Unmittelbar nach der Kontrolle durch uns kann dann Ihr Hauszahnarzt die prothetische Versorgung auf dem Zahn­implantat vornehmen. Im Anschluss empfehlen wir regelmäßig eine professionelle Zahn­reinigung beim Haus­zahnarzt durchzuführen.

Vorteile des Zahnimplantats

Eine Versorgung mit Zahn­ersatz auf Implantaten bietet verschiedene Vorteile:

  • Natürliche Optik
  • Fester Halt
  • Fehlen nur einzelne Zähne, müssen keine gesunden Nachbar­zähne abgeschliffen oder überkront werden
  • Erhalt des natürlichen Knochens
  • Feste Zähne auf Implantaten erhöhen den Lebens­komfort

Betäubung bei Implantaten

Eine lokale Betäubung reicht für die meisten Implantationen aus. Bei längeren oder komplexeren Behandlungen sowie bei ängstlichen Patienten bieten wir auch bei Implantat­behandlungen die Möglichkeit eines Dämmerschlafes (Analgosedierung) oder einer Vollnarkose an. Die Entscheidung über die für Sie passende Narkoseform treffen wir gemeinsam unter Beachtung Ihrer Wünsche und Anliegen. Unabhängig von Ihrer Wahl findet die Behandlung in unseren Praxis­räumlich­keiten statt.

Keine Angst vor Knochen­aufbau

Ist nicht mehr genügend eigener Kieferknochen vorhanden, um einem Zahn­implantat festen Halt zu bieten, kann man durch eine sogenannte „Augmentation“ Knochen auflagern, der dann an der entsprechenden Stelle anwächst.
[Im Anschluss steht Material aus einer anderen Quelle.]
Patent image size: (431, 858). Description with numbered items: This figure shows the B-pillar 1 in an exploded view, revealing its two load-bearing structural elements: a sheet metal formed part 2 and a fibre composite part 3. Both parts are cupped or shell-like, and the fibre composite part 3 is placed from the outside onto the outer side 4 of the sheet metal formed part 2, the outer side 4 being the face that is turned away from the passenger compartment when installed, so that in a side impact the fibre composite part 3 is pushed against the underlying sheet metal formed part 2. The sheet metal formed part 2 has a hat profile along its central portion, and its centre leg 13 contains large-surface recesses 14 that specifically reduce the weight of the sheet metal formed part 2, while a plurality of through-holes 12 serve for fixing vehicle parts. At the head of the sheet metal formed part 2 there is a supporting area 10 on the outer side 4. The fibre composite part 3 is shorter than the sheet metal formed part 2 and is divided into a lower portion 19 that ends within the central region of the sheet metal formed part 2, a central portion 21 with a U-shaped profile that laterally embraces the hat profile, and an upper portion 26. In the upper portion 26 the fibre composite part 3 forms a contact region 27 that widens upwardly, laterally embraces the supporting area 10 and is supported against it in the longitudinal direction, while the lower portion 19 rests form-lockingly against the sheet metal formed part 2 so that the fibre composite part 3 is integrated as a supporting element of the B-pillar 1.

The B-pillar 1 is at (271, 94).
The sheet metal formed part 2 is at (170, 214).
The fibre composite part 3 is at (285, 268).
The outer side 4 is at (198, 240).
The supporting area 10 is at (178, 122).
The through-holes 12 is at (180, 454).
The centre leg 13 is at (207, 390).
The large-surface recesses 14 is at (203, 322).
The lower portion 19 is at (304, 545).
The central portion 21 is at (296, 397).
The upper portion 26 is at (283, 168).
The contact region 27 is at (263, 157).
Nach einer ausreichenden Einheil­zeit besteht dann ein optimales Knochen­angebot, um ein Implantat perfekt zu verankern.

Der Eingriff erfolgt in der Regel in örtlicher Betäubung und dauert meist nicht länger als 30 bis 45 Minuten. Wir setzen minimalinvasive Operations­techniken ein, um unsere Patienten möglichst schonend zu versorgen.

Keramik­implantate

Zahnimplantate lassen sich nicht nur aus dem Metall Titan, sondern auch aus Keramik – genau­genommen Zirkonoxid­keramik – herstellen. Zirkonoxid hat eine weiße Farbe, die eigenen Zähnen ähnlich ist. So entsteht bei Keramik­implantaten am Zahnhals kein Grauschimmer. Keramik wird hervorragend vom Körper angenommen und ist sehr gut „biokompatibel“. Es kann nicht korrodieren, da es metallfrei ist. Bei Keramik­implantaten gibt es allerdings weniger Langzeiterfahrungen und das Tragen einer provisorischen Prothese ist manchmal nicht möglich.